Georgsson Jennie, Rosenström Ulrika, Wallinder Charlotta, Beaudry Hélène, Plouffe Bianca, Lindeberg Gunnar, Botros Milad, Nyberg Fred, Karlén Anders, Gallo-Payet Nicole, Hallberg Anders
Department of Medicinal Chemistry, Division of Organic Pharmaceutical Chemistry, Uppsala University, PO Box 574, SE-751 23 Uppsala, Sweden.
Bioorg Med Chem. 2006 Sep 1;14(17):5963-72. doi: 10.1016/j.bmc.2006.05.019. Epub 2006 Jun 5.
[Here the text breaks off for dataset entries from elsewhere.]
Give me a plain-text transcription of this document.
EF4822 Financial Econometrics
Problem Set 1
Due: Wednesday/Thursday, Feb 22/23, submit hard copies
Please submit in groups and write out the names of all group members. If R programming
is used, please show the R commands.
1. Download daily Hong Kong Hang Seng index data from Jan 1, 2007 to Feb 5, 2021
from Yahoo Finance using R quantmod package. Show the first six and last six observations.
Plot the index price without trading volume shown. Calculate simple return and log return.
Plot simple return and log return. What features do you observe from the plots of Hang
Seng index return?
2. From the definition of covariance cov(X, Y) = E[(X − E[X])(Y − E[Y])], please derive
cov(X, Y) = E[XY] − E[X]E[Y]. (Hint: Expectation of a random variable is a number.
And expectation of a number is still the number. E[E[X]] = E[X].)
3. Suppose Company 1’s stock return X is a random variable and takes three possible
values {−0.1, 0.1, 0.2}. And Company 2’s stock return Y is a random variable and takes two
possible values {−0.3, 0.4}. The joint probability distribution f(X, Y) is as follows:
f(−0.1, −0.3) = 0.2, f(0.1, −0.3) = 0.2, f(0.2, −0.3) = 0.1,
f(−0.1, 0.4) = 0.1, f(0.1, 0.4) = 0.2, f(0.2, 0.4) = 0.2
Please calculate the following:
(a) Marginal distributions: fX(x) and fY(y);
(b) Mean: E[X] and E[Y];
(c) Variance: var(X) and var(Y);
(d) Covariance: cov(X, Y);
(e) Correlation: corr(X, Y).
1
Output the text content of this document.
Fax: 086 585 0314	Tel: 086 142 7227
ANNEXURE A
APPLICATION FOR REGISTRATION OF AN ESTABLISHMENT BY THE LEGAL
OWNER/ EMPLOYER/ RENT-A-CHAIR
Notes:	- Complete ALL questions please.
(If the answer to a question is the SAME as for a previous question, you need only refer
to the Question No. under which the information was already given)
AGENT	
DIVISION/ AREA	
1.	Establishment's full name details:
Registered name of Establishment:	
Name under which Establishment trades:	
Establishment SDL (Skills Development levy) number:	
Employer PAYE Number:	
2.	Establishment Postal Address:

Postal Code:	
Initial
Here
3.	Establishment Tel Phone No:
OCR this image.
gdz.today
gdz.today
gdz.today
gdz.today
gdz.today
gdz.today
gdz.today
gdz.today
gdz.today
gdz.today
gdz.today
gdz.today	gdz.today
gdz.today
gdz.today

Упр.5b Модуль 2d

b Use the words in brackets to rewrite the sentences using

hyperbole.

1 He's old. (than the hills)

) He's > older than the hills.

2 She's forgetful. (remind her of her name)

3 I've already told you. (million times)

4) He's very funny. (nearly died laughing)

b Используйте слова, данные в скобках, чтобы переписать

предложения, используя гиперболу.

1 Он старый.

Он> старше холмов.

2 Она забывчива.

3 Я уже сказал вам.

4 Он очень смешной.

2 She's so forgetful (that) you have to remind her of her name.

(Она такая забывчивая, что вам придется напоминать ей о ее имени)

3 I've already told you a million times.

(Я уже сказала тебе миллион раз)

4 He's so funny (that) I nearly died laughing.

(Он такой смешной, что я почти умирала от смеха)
Two pentapeptides, Ac-Tyr-Ile-His-Pro-Phe/Ile, were synthesized and shown to have angiotensin II AT2 receptor affinity and agonistic activity. Based on these peptides, a new series of 13 pseudopeptides was synthesized via introduction of five different turn scaffolds replacing the Tyr-Ile amino acid residues. Pharmacological evaluation disclosed subnanomolar affinities for some of these compounds at the AT2 receptor. Substitution of Phe by Ile in this series of ligands enhanced the AT2 receptor affinity of all compounds. These results suggest that the C-terminal amino acid residues can be elaborated on to enhance the AT2 receptor affinity in truncated Ang II analogues.
合成了两种五肽,即Ac-Tyr-Ile-His-Pro-Phe/Ile,并证明它们具有血管紧张素II AT2受体亲和力和激动活性。基于这些肽,通过引入五种不同的转角支架取代Tyr-Ile氨基酸残基,合成了一系列新的13种拟肽。药理学评价显示,其中一些化合物对AT2受体具有亚纳摩尔亲和力。在这一系列配体中,用Ile取代Phe增强了所有化合物对AT2受体的亲和力。这些结果表明,可以对C末端氨基酸残基进行修饰,以增强截短的Ang II类似物对AT2受体的亲和力。